Fname Lname Area Score
Amy Doe 3 245
Jon Doe 1 310
Jane Doe 2 724
Brian Doe 1 840
Gary Doe 3 632
Jen Doe 2 854
Jim Doe 3 132
Rick Doe 1 445
My code:
import pandas as pd
from pandas import DataFrame, pandas as pd
file = pd.read_csv('test.dat',delimiter=',' )
df = DataFrame(file, columns=['Fname','Lname','Score','zip_code'])

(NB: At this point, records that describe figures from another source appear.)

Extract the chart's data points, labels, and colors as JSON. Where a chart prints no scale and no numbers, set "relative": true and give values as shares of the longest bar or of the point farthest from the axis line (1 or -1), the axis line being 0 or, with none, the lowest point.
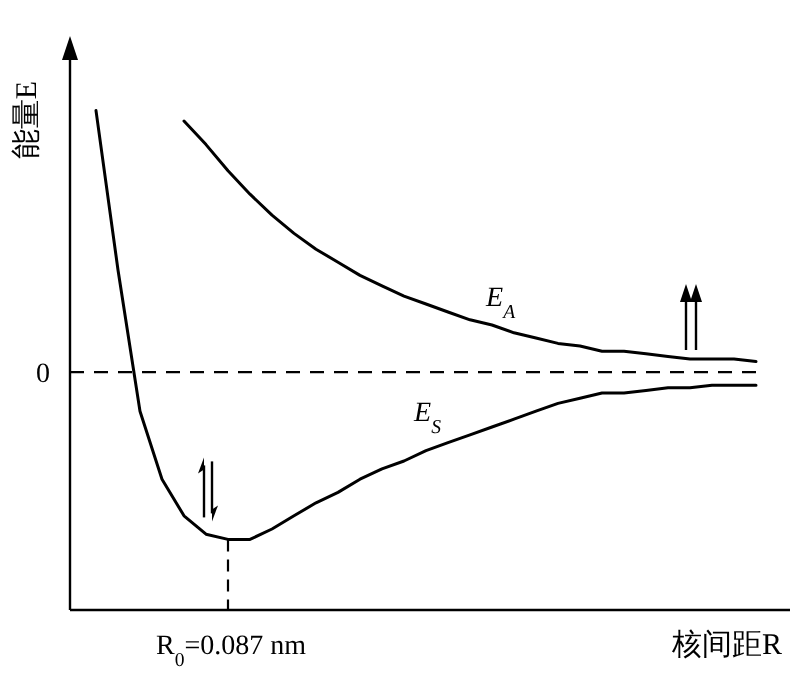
{
  "chart_data": {
    "type": "line",
    "relative": true,
    "ylabel": "能量E",
    "xlabel": "核间距R",
    "marker": "none",
    "line_style": "solid",
    "categories": [
      null,
      null,
      null,
      null,
      null,
      null,
      null,
      null,
      null,
      null,
      null,
      null,
      null,
      null,
      null,
      null,
      null,
      null,
      null,
      null,
      null,
      null,
      null,
      null,
      null,
      null,
      null,
      null,
      null,
      null,
      null
    ],
    "series": [
      {
        "name": "E$_{S}$",
        "color": "#000000",
        "values": [
          1.0,
          0.39,
          -0.15,
          -0.41,
          -0.55,
          -0.62,
          -0.64,
          -0.64,
          -0.6,
          -0.55,
          -0.5,
          -0.46,
          -0.41,
          -0.37,
          -0.34,
          -0.3,
          -0.27,
          -0.24,
          -0.21,
          -0.18,
          -0.15,
          -0.12,
          -0.1,
          -0.08,
          -0.08,
          -0.07,
          -0.06,
          -0.06,
          -0.05,
          -0.05,
          -0.05
        ]
      },
      {
        "name": "E$_{A}$",
        "color": "#000000",
        "values": [
          null,
          null,
          null,
          null,
          0.96,
          0.87,
          0.77,
          0.68,
          0.6,
          0.53,
          0.47,
          0.42,
          0.37,
          0.33,
          0.29,
          0.26,
          0.23,
          0.2,
          0.18,
          0.15,
          0.13,
          0.11,
          0.1,
          0.08,
          0.08,
          0.07,
          0.06,
          0.05,
          0.05,
          0.05,
          0.04
        ]
      }
    ],
    "ref_lines": [
      {
        "axis": "y",
        "value": 0,
        "label": "0",
        "line_style": "dashed",
        "color": "#000000"
      }
    ],
    "annotations": [
      "R$_{0}$=0.087 nm"
    ]
  }
}
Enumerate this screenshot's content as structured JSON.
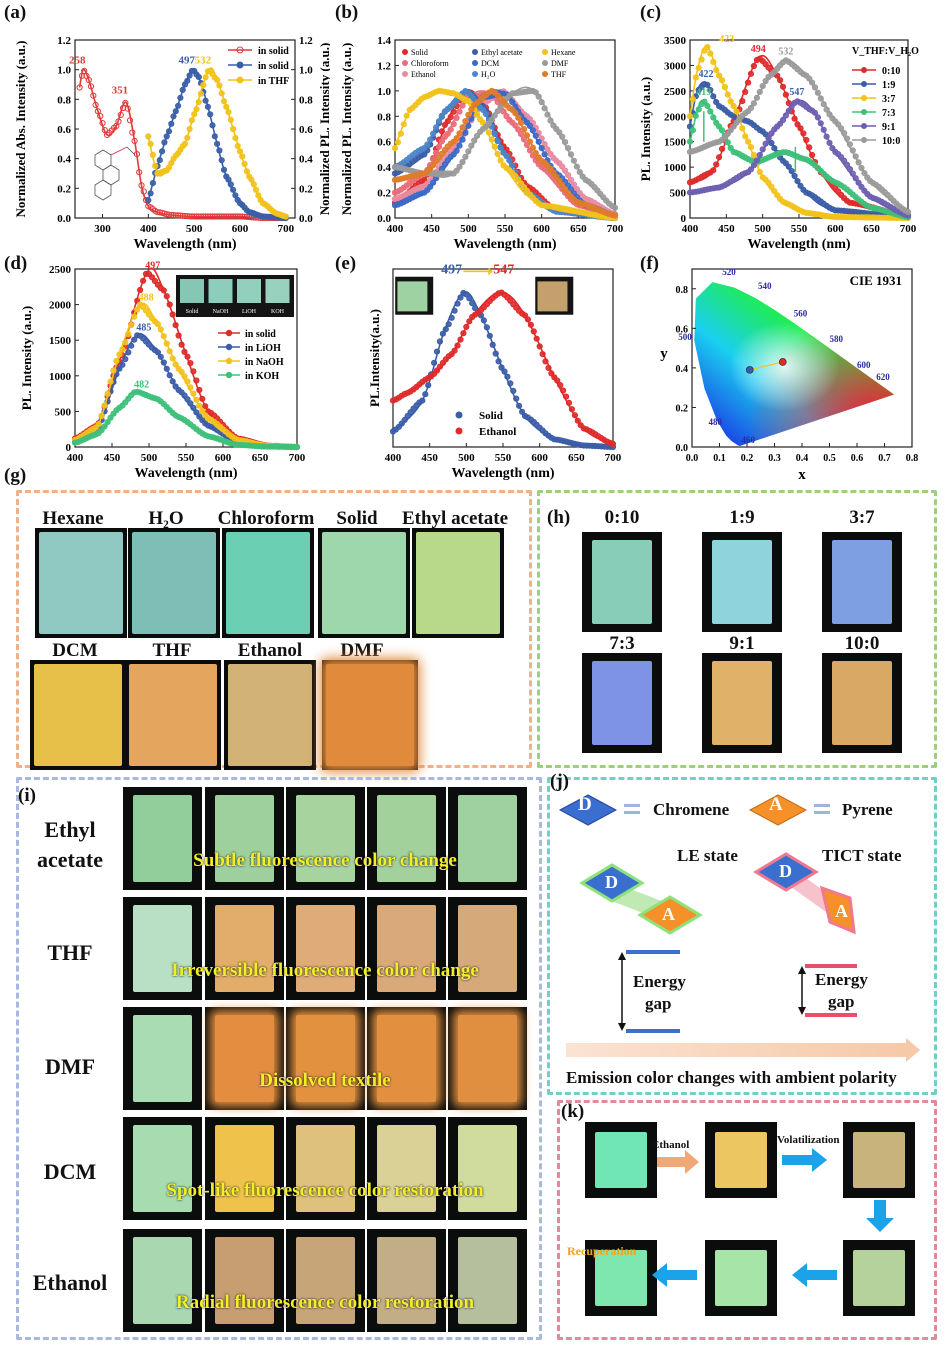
{
  "panels": {
    "a": {
      "letter": "(a)"
    },
    "b": {
      "letter": "(b)"
    },
    "c": {
      "letter": "(c)"
    },
    "d": {
      "letter": "(d)"
    },
    "e": {
      "letter": "(e)"
    },
    "f": {
      "letter": "(f)"
    },
    "g": {
      "letter": "(g)",
      "labels": [
        "Hexane",
        "H₂O",
        "Chloroform",
        "Solid",
        "Ethyl acetate",
        "DCM",
        "THF",
        "Ethanol",
        "DMF"
      ],
      "colors": [
        "#8fc9c2",
        "#7dbfb6",
        "#6bcfb3",
        "#9fd7ac",
        "#b8d98a",
        "#e7c04a",
        "#e4a55e",
        "#d2b276",
        "#e08a3c"
      ]
    },
    "h": {
      "letter": "(h)",
      "labels": [
        "0:10",
        "1:9",
        "3:7",
        "7:3",
        "9:1",
        "10:0"
      ],
      "colors": [
        "#88cdb8",
        "#8fd3dc",
        "#7f9fe3",
        "#7e93e6",
        "#e0b269",
        "#d9a865"
      ]
    },
    "i": {
      "letter": "(i)",
      "rows": [
        {
          "label": "Ethyl acetate",
          "caption": "Subtle fluorescence color change",
          "colors": [
            "#92cd9c",
            "#9dd09c",
            "#a7d39f",
            "#a3d19c",
            "#9fd1a0"
          ]
        },
        {
          "label": "THF",
          "caption": "Irreversible fluorescence color change",
          "colors": [
            "#b9e0c4",
            "#e2ad6a",
            "#deab79",
            "#daa97a",
            "#d6a97a"
          ]
        },
        {
          "label": "DMF",
          "caption": "Dissolved textile",
          "colors": [
            "#a9dcb3",
            "#e28d3f",
            "#e2913f",
            "#e28f3f",
            "#e08e3f"
          ]
        },
        {
          "label": "DCM",
          "caption": "Spot-like fluorescence color restoration",
          "colors": [
            "#a7dbb0",
            "#eec24b",
            "#dec17c",
            "#d9d195",
            "#cfdc9e"
          ]
        },
        {
          "label": "Ethanol",
          "caption": "Radial fluorescence color restoration",
          "colors": [
            "#a8d7b0",
            "#c79e72",
            "#c6a579",
            "#c2ae86",
            "#b6bf9d"
          ]
        }
      ]
    },
    "j": {
      "letter": "(j)",
      "d_label": "D",
      "a_label": "A",
      "chromene": "Chromene",
      "pyrene": "Pyrene",
      "le_state": "LE state",
      "tict_state": "TICT state",
      "energy": "Energy",
      "gap": "gap",
      "caption": "Emission color changes with ambient polarity"
    },
    "k": {
      "letter": "(k)",
      "ethanol": "Ethanol",
      "volatilization": "Volatilization",
      "recuperation": "Recuperation",
      "colors": [
        "#6fe6b4",
        "#ecc660",
        "#c9b37c",
        "#b6d29c",
        "#a6e4a8",
        "#7ee7b0"
      ]
    }
  },
  "chart_data": [
    {
      "panel": "a",
      "type": "line",
      "xlabel": "Wavelength (nm)",
      "ylabel": "Normalized Abs. Intensity (a.u.)",
      "ylabel2": "Normalized PL. Intensity (a.u.)",
      "xlim": [
        240,
        720
      ],
      "ylim": [
        0,
        1.2
      ],
      "xticks": [
        300,
        400,
        500,
        600,
        700
      ],
      "yticks": [
        0.0,
        0.2,
        0.4,
        0.6,
        0.8,
        1.0,
        1.2
      ],
      "legend": [
        "in solid",
        "in solid",
        "in THF"
      ],
      "legend_position": "top-right",
      "annotations": [
        "258",
        "351",
        "497",
        "532"
      ],
      "series": [
        {
          "name": "in solid",
          "color": "#e03a3a",
          "style": "abs",
          "x": [
            250,
            258,
            270,
            290,
            310,
            330,
            351,
            370,
            385,
            400,
            420,
            450,
            500,
            550,
            600,
            650,
            700
          ],
          "y": [
            0.88,
            1.0,
            0.93,
            0.72,
            0.56,
            0.62,
            0.78,
            0.52,
            0.22,
            0.08,
            0.04,
            0.02,
            0.01,
            0.01,
            0.01,
            0.0,
            0.0
          ]
        },
        {
          "name": "in solid",
          "color": "#3a5fa8",
          "style": "pl",
          "x": [
            400,
            420,
            440,
            460,
            480,
            497,
            510,
            530,
            550,
            570,
            600,
            620,
            650,
            700
          ],
          "y": [
            0.12,
            0.35,
            0.55,
            0.72,
            0.9,
            1.0,
            0.95,
            0.75,
            0.5,
            0.28,
            0.1,
            0.04,
            0.01,
            0.0
          ]
        },
        {
          "name": "in THF",
          "color": "#f2c21b",
          "style": "pl",
          "x": [
            400,
            420,
            440,
            460,
            480,
            500,
            532,
            550,
            570,
            600,
            620,
            650,
            680,
            700
          ],
          "y": [
            0.55,
            0.3,
            0.32,
            0.42,
            0.5,
            0.7,
            1.0,
            0.93,
            0.75,
            0.45,
            0.28,
            0.1,
            0.03,
            0.01
          ]
        }
      ]
    },
    {
      "panel": "b",
      "type": "line",
      "xlabel": "Wavelength (nm)",
      "ylabel": "Normalized PL. Intensity (a.u.)",
      "xlim": [
        400,
        700
      ],
      "ylim": [
        0,
        1.4
      ],
      "xticks": [
        400,
        450,
        500,
        550,
        600,
        650,
        700
      ],
      "yticks": [
        0.0,
        0.2,
        0.4,
        0.6,
        0.8,
        1.0,
        1.2,
        1.4
      ],
      "legend_position": "top",
      "series": [
        {
          "name": "Solid",
          "color": "#e02a2a",
          "x": [
            400,
            440,
            470,
            497,
            520,
            550,
            580,
            620,
            700
          ],
          "y": [
            0.12,
            0.3,
            0.75,
            1.0,
            0.9,
            0.55,
            0.25,
            0.06,
            0.0
          ]
        },
        {
          "name": "Chloroform",
          "color": "#e86d7a",
          "x": [
            400,
            440,
            470,
            500,
            530,
            560,
            600,
            650,
            700
          ],
          "y": [
            0.2,
            0.35,
            0.65,
            0.95,
            0.98,
            0.75,
            0.4,
            0.1,
            0.02
          ]
        },
        {
          "name": "Ethanol",
          "color": "#e88aa0",
          "x": [
            400,
            440,
            480,
            520,
            547,
            580,
            620,
            660,
            700
          ],
          "y": [
            0.15,
            0.25,
            0.55,
            0.9,
            1.0,
            0.8,
            0.45,
            0.15,
            0.03
          ]
        },
        {
          "name": "Ethyl acetate",
          "color": "#3b5da8",
          "x": [
            400,
            440,
            470,
            497,
            520,
            550,
            580,
            620,
            700
          ],
          "y": [
            0.35,
            0.5,
            0.85,
            1.0,
            0.88,
            0.5,
            0.2,
            0.05,
            0.0
          ]
        },
        {
          "name": "DCM",
          "color": "#3b69c8",
          "x": [
            400,
            440,
            480,
            520,
            550,
            580,
            620,
            660,
            700
          ],
          "y": [
            0.1,
            0.2,
            0.5,
            0.95,
            0.98,
            0.75,
            0.35,
            0.1,
            0.02
          ]
        },
        {
          "name": "H₂O",
          "color": "#4d86c8",
          "x": [
            400,
            440,
            470,
            497,
            520,
            550,
            580,
            620,
            700
          ],
          "y": [
            0.4,
            0.55,
            0.85,
            1.0,
            0.85,
            0.5,
            0.2,
            0.05,
            0.0
          ]
        },
        {
          "name": "Hexane",
          "color": "#f2c21b",
          "x": [
            400,
            420,
            440,
            460,
            480,
            500,
            520,
            550,
            600,
            700
          ],
          "y": [
            0.55,
            0.85,
            0.95,
            1.0,
            0.98,
            0.92,
            0.75,
            0.4,
            0.1,
            0.0
          ]
        },
        {
          "name": "DMF",
          "color": "#9a9a9a",
          "x": [
            400,
            440,
            480,
            520,
            560,
            590,
            620,
            660,
            700
          ],
          "y": [
            0.4,
            0.35,
            0.35,
            0.7,
            0.98,
            1.0,
            0.7,
            0.3,
            0.08
          ]
        },
        {
          "name": "THF",
          "color": "#e07b2a",
          "x": [
            400,
            440,
            480,
            510,
            532,
            560,
            600,
            650,
            700
          ],
          "y": [
            0.3,
            0.35,
            0.6,
            0.9,
            1.0,
            0.85,
            0.45,
            0.12,
            0.02
          ]
        }
      ]
    },
    {
      "panel": "c",
      "type": "line",
      "xlabel": "Wavelength (nm)",
      "ylabel": "PL. Intensity (a.u.)",
      "xlim": [
        400,
        700
      ],
      "ylim": [
        0,
        3500
      ],
      "xticks": [
        400,
        450,
        500,
        550,
        600,
        650,
        700
      ],
      "yticks": [
        0,
        500,
        1000,
        1500,
        2000,
        2500,
        3000,
        3500
      ],
      "legend_title": "V_THF:V_H₂O",
      "legend_position": "top-right",
      "annotations": [
        "423",
        "494",
        "532",
        "422",
        "419",
        "547"
      ],
      "series": [
        {
          "name": "0:10",
          "color": "#e02a2a",
          "x": [
            400,
            430,
            460,
            494,
            520,
            550,
            580,
            620,
            700
          ],
          "y": [
            700,
            900,
            1900,
            3150,
            2800,
            1800,
            900,
            300,
            50
          ]
        },
        {
          "name": "1:9",
          "color": "#3b5da8",
          "x": [
            400,
            410,
            422,
            440,
            460,
            480,
            500,
            530,
            560,
            600,
            700
          ],
          "y": [
            1800,
            2500,
            2650,
            2200,
            2000,
            1900,
            1700,
            1100,
            500,
            150,
            10
          ]
        },
        {
          "name": "3:7",
          "color": "#f2c21b",
          "x": [
            400,
            410,
            423,
            440,
            460,
            480,
            500,
            530,
            560,
            600,
            700
          ],
          "y": [
            2000,
            2900,
            3380,
            2800,
            2200,
            1500,
            800,
            300,
            100,
            20,
            0
          ]
        },
        {
          "name": "7:3",
          "color": "#3ec07a",
          "x": [
            400,
            410,
            419,
            440,
            460,
            490,
            530,
            560,
            600,
            650,
            700
          ],
          "y": [
            1500,
            2100,
            2300,
            1800,
            1300,
            1100,
            1300,
            1150,
            700,
            200,
            20
          ]
        },
        {
          "name": "9:1",
          "color": "#6d5fb0",
          "x": [
            400,
            440,
            480,
            520,
            547,
            570,
            600,
            650,
            700
          ],
          "y": [
            500,
            600,
            900,
            1800,
            2300,
            2100,
            1300,
            400,
            50
          ]
        },
        {
          "name": "10:0",
          "color": "#9a9a9a",
          "x": [
            400,
            440,
            480,
            510,
            532,
            560,
            600,
            650,
            700
          ],
          "y": [
            1300,
            1500,
            2100,
            2800,
            3100,
            2800,
            1900,
            700,
            120
          ]
        }
      ]
    },
    {
      "panel": "d",
      "type": "line",
      "xlabel": "Wavelength (nm)",
      "ylabel": "PL. Intensity (a.u.)",
      "xlim": [
        400,
        700
      ],
      "ylim": [
        0,
        2500
      ],
      "xticks": [
        400,
        450,
        500,
        550,
        600,
        650,
        700
      ],
      "yticks": [
        0,
        500,
        1000,
        1500,
        2000,
        2500
      ],
      "legend_position": "right",
      "annotations": [
        "497",
        "488",
        "485",
        "482"
      ],
      "inset_labels": [
        "Solid",
        "NaOH",
        "LiOH",
        "KOH"
      ],
      "inset_colors": [
        "#86c6b4",
        "#8ccdbb",
        "#92cfbc",
        "#98d2bf"
      ],
      "series": [
        {
          "name": "in solid",
          "color": "#e02a2a",
          "x": [
            400,
            430,
            460,
            497,
            520,
            550,
            580,
            620,
            660,
            700
          ],
          "y": [
            120,
            300,
            1200,
            2450,
            2200,
            1300,
            500,
            120,
            20,
            0
          ]
        },
        {
          "name": "in LiOH",
          "color": "#3b5da8",
          "x": [
            400,
            430,
            460,
            485,
            510,
            540,
            580,
            620,
            660,
            700
          ],
          "y": [
            80,
            250,
            1100,
            1580,
            1350,
            800,
            300,
            70,
            10,
            0
          ]
        },
        {
          "name": "in NaOH",
          "color": "#f2c21b",
          "x": [
            400,
            430,
            460,
            488,
            510,
            540,
            580,
            620,
            660,
            700
          ],
          "y": [
            100,
            280,
            1300,
            2000,
            1750,
            1100,
            400,
            100,
            15,
            0
          ]
        },
        {
          "name": "in KOH",
          "color": "#3ec07a",
          "x": [
            400,
            430,
            460,
            482,
            510,
            540,
            580,
            620,
            660,
            700
          ],
          "y": [
            60,
            180,
            550,
            780,
            680,
            420,
            150,
            30,
            5,
            0
          ]
        }
      ]
    },
    {
      "panel": "e",
      "type": "line",
      "xlabel": "Wavelength (nm)",
      "ylabel": "PL.Intensity(a.u.)",
      "xlim": [
        400,
        700
      ],
      "ylim": [
        0,
        1.15
      ],
      "xticks": [
        400,
        450,
        500,
        550,
        600,
        650,
        700
      ],
      "legend_position": "bottom-left",
      "annotations": [
        "497",
        "547"
      ],
      "series": [
        {
          "name": "Solid",
          "color": "#3b5da8",
          "x": [
            400,
            440,
            470,
            497,
            520,
            550,
            580,
            620,
            660,
            700
          ],
          "y": [
            0.1,
            0.3,
            0.75,
            1.0,
            0.85,
            0.5,
            0.2,
            0.05,
            0.01,
            0.0
          ]
        },
        {
          "name": "Ethanol",
          "color": "#e02a2a",
          "x": [
            400,
            420,
            450,
            480,
            510,
            547,
            580,
            620,
            660,
            700
          ],
          "y": [
            0.3,
            0.35,
            0.45,
            0.6,
            0.85,
            1.0,
            0.85,
            0.45,
            0.12,
            0.02
          ]
        }
      ]
    },
    {
      "panel": "f",
      "type": "scatter",
      "title": "CIE 1931",
      "xlabel": "x",
      "ylabel": "y",
      "xlim": [
        0,
        0.8
      ],
      "ylim": [
        0,
        0.9
      ],
      "xticks": [
        0.0,
        0.1,
        0.2,
        0.3,
        0.4,
        0.5,
        0.6,
        0.7,
        0.8
      ],
      "yticks": [
        0.0,
        0.2,
        0.4,
        0.6,
        0.8
      ],
      "locus_labels": [
        "460",
        "480",
        "500",
        "520",
        "540",
        "560",
        "580",
        "600",
        "620"
      ],
      "series": [
        {
          "name": "Solid",
          "color": "#3b5da8",
          "x": [
            0.21
          ],
          "y": [
            0.39
          ]
        },
        {
          "name": "Ethanol",
          "color": "#e02a2a",
          "x": [
            0.33
          ],
          "y": [
            0.43
          ]
        }
      ]
    }
  ]
}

df.sort_values(by=['Area','Score'], inplace=True)
print(df)
The desired output would be something to this effect:
Fname Lname Area Score
Brian Doe 1 840-->Winner!
Rick Doe 1 445
Jon Doe 1 310
Jen Doe 2 854-->Winner!
Jane Doe 2 132
Gary Doe 3 632-->Winner!
Jim Doe 3 132
Rick Doe 3 445
This is what I get it:
Fname Lname Score Area
0 NaN NaN NaN NaN
1 NaN NaN NaN NaN
2 NaN NaN NaN NaN
3 NaN NaN NaN NaN
I have not figured out how to sum up the column yet. Can you please tell me what I am doing wrong?